The problem with most rental properties in the Philippines especially for those who want to stay over 3 months etc. Is they generally don’t have the western mod cons. e.g. electric shower for hot water in the morning or even hot water from the taps for washing up. Infact a lot of properties don’t even get cleaned out from the last tenant that lived there.

So to get the best returns on your property there is a few options. But the main thing is to look at the tourist and student market entering the Philippines as they will have sustainable funding (as its already budgeted for) as well as paying a higher price for a few luxuries. To give you an idea of price differences between the local and tourist market we rent a 1 bedroom house in Minglanilla which is around 30mins from the City and in a fairly quiet location. Cost P3,000 per month. No electric shower, No furniture, No mod cons or air conditioning. A similar sized apartment around 10 minutes from here is P15,000 per month. It comes with furniture, cable TV, Internet and electric shower even comes with pots and pans. As you can see its a huge mark up in comparison. If you take a break down on the initial setup its not as expensive as it looks either to get things rolling it may cost around P40,000 to kit out the property. But within 3 months you have already recouped that cost and not only that the tenant is likely to stay there due to all its mod cons.

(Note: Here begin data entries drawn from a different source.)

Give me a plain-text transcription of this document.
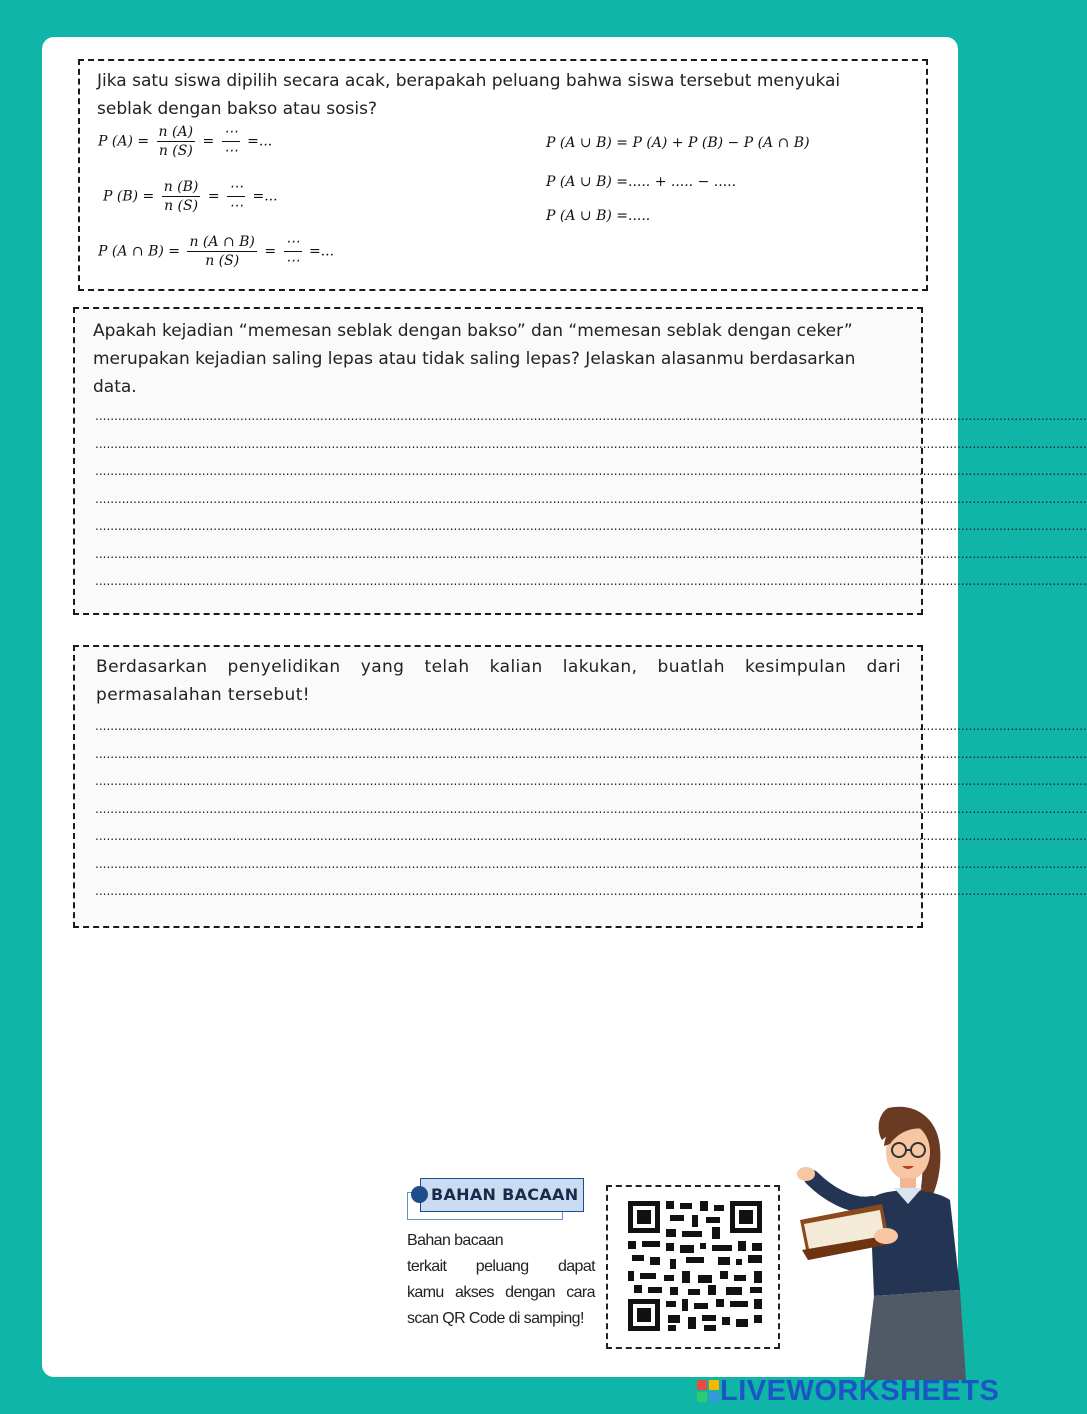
Jika satu siswa dipilih secara acak, berapakah peluang bahwa siswa tersebut menyukai seblak dengan bakso atau sosis?
P $(A) = \frac{n (A)}{n (S)} = \frac{\cdots}{\cdots}$ =...
P $(B) = \frac{n (B)}{n (S)} = \frac{\cdots}{\cdots}$ =...
P (A ∩ $B) = \frac{n (A \cap B)}{n (S)} = \frac{\cdots}{\cdots}$ =...
P (A ∪ B) = P (A) + P (B) − P (A ∩ B)
P (A ∪ B) =..... + ..... − .....
P (A ∪ B) =.....
Apakah kejadian “memesan seblak dengan bakso” dan “memesan seblak dengan ceker” merupakan kejadian saling lepas atau tidak saling lepas? Jelaskan alasanmu berdasarkan data.
....................................................................................................................................................................................................................................................................
....................................................................................................................................................................................................................................................................
....................................................................................................................................................................................................................................................................
....................................................................................................................................................................................................................................................................
....................................................................................................................................................................................................................................................................
....................................................................................................................................................................................................................................................................
....................................................................................................................................................................................................................................................................
Berdasarkan penyelidikan yang telah kalian lakukan, buatlah kesimpulan dari permasalahan tersebut!
....................................................................................................................................................................................................................................................................
....................................................................................................................................................................................................................................................................
....................................................................................................................................................................................................................................................................
....................................................................................................................................................................................................................................................................
....................................................................................................................................................................................................................................................................
....................................................................................................................................................................................................................................................................
....................................................................................................................................................................................................................................................................
BAHAN BACAAN
Bahan bacaan
terkait peluang dapat
kamu akses dengan cara
scan QR Code di samping!
LIVEWORKSHEETS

Number of bedrooms? – Depending on who is renting really depends on the ideal number of rooms. But 1-2 bedroom seems to offer the best returns due to being able to get more apartments within the same space. Not only that there is the fact that the majority of people travelling to the Philippines are either single or couples. Arriving for work, touring or meeting a partner for the first time. Not only can you offer an apartment for they’re trip but the option is there for wife’s/girlfriends in visa processing who are waiting to leave needing a secure location to live while still under the watchful eye of an expat. So having a tourist visit for a few weeks or a month looking for a wife could suddenly be 6 – 9 months rental when he leaves and his girlfriend stays at the property waiting for paperwork processing.

The next option would be to purely rent out on a per annum basis. Depending on what type of property you have and where it is will determine the price. If your looking to go for the high profits you need to make sure the property is kept to a high standard and looking at premium rental companies on-line would be the best option to get the best rental price. If your looking to just rent out your home when away then I would advise looking within the forums relating to the Philippines and the area your house is in and you will come across many people looking for properties at a good rate. You may not get the best price but many of these people are looking for long-term rentals and likely to look after your property as it is more of a home than a hotel.

Building a spare room – Did you know that you can “extend” your house which is a lot easier than building a new one? Planning permission can take up to around 9 months for a newly constructed property but if you “extended” the house with a small apartment you don’t. So buying a small property on a big lot could be a viable way to build a few apartments. As they will be extensions rather than new build properties. I haven’t heard of anyone having any problems with this type of system (yet) so this could be the way to build your apartments one by one if on a budget.